Paolo Pignocchi legge Aleksej Gorinov

La lettura integrale dell’ultima dichiarazione di Aleksej Gorinov, pronunciata il 7 luglio 2022.

Aleksei Gorinov è avvocato e attivista e dal 2017 consigliere municipale presso il distretto Krasnosel’skij di Mosca. Nei primi anni Novanta era deputato per il partito Russia Democratica, ma nel 1993, durante la crisi costituzionale e il duro confronto tra il presidente El’tsin e il Soviet supremo, decide di lasciare la politica. Negli ultimi vent’anni Gorinov ha lavorato come avvocato d’impresa e della pubblica amministrazione in ambito civile e ha fornito assistenza legale agli attivisti tratti in arresto durante le manifestazioni politiche. È fra gli ideatori della veglia-memoriale continua, con fiori e fotografie, sul ponte Moskvoretskij, luogo dell’omicidio di Boris Nemtsov. Il 15 marzo 2022, durante un’assemblea ordinaria del Consiglio di zona del distretto Krasnosel’skij, Gorinov deplora pubblicamente l’invasione dell’Ucraina da parte delle truppe russe esortando «la società civile a fare ogni possibile sforzo per fermare la guerra». Il 26 aprile viene arrestato ex art. 207.3 del Codice penale russo, noto anche come “legge sulle fake news”. Il tribunale del distretto Meščanskij ritiene che ci siano le prove che Gorinov abbia “diffuso informazioni deliberatamente false su quanto compiuto dalle Forze armate russe”, con le aggravanti di essere “in una posizione ufficiale e per motivi d’odio e ostilità”. L’8 luglio scorso il tribunale condanna Gorinov a sette anni di colonia penale, facendo di lui il primo cittadino russo a ricevere una pena detentiva per essersi espresso contro la guerra. Lo scorso settembre il tribunale di Mosca ha ridotto la pena di un mese.

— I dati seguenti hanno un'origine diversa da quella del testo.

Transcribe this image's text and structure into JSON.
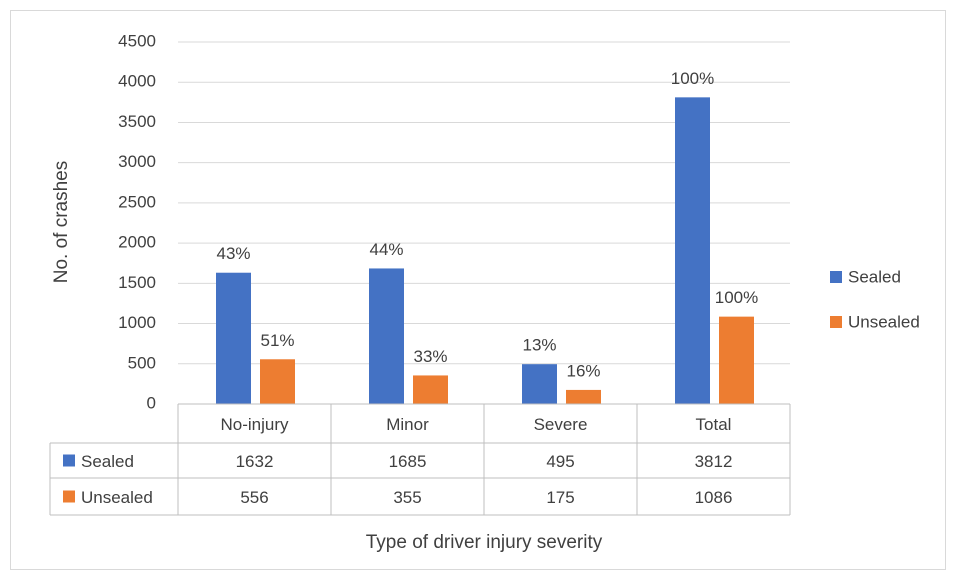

Joshua Evangelista legge Egor Žukov

La lettura integrale dell’ultima dichiarazione di Egor Žukov, pronunciata il 4 dicembre 2019.

Egor Žukov è un videoblogger che studia scienze politiche alla Scuola superiore di economia. Ha lavorato per il Centro di eccellenza pedagogica, preparando gli studenti alle olimpiadi scolastiche. Ha collaborato con la squadra dell’oppositore politico Dmitrij Gudkov.
Il 27 luglio 2019 Žukov partecipa a una manifestazione pacifica contro la mancata ammissione alle elezioni per il municipio di Mosca dei candidati dell’opposizione (fra cui Žukov stesso); si unisce alla folla dei partecipanti e dà indicazioni a chi rimane indietro. La manifestazione segna il record di arrestati (1373), tra di loro ci sono Konstantin Kotov, Samariddin Radžabov, Aleksej Minjajlo e Daniil Konon, poi rilasciati.
Il 30 luglio viene istruito un grande processo per “disordini di massa” durante le proteste (il cosiddetto “processo di Mosca”). Il 2 e il 31 agosto la casa di Žukov viene perquisita; il materiale sequestrato include due chiavette USB con i file dei dépliant elettorali di Žukov e i suoi testi per l’università, un hard disc vuoto, un treppiede per macchina fotografica, una camicia, una bandiera di Gadsden e la statuetta di una rana.
Sulle prime Žukov viene condannato a due mesi di detenzione per “partecipazione a disordini di massa” (art. 212 comma 2 del Codice penale della Federazione russa). Già il 3 settembre, però, gli inquirenti devono ammettere che nel filmato in loro possesso non è Žukov a guidare la folla. Trovano perciò un altro reato da contestargli: “istigazione ad attività estremiste” (art. 280 comma 2). Le prove della colpevolezza di Žukov sarebbero quattro video postati sul suo canale YouTube. La settimana seguente Žukov viene iscritto nel registro dei terroristi e degli estremisti presso il Rosfinmonitoring.
Il 6 dicembre 2019 il tribunale distrettuale Kuntsevo (Mosca) condanna Žukov a tre anni con la condizionale e gli vieta di gestire siti internet per due anni.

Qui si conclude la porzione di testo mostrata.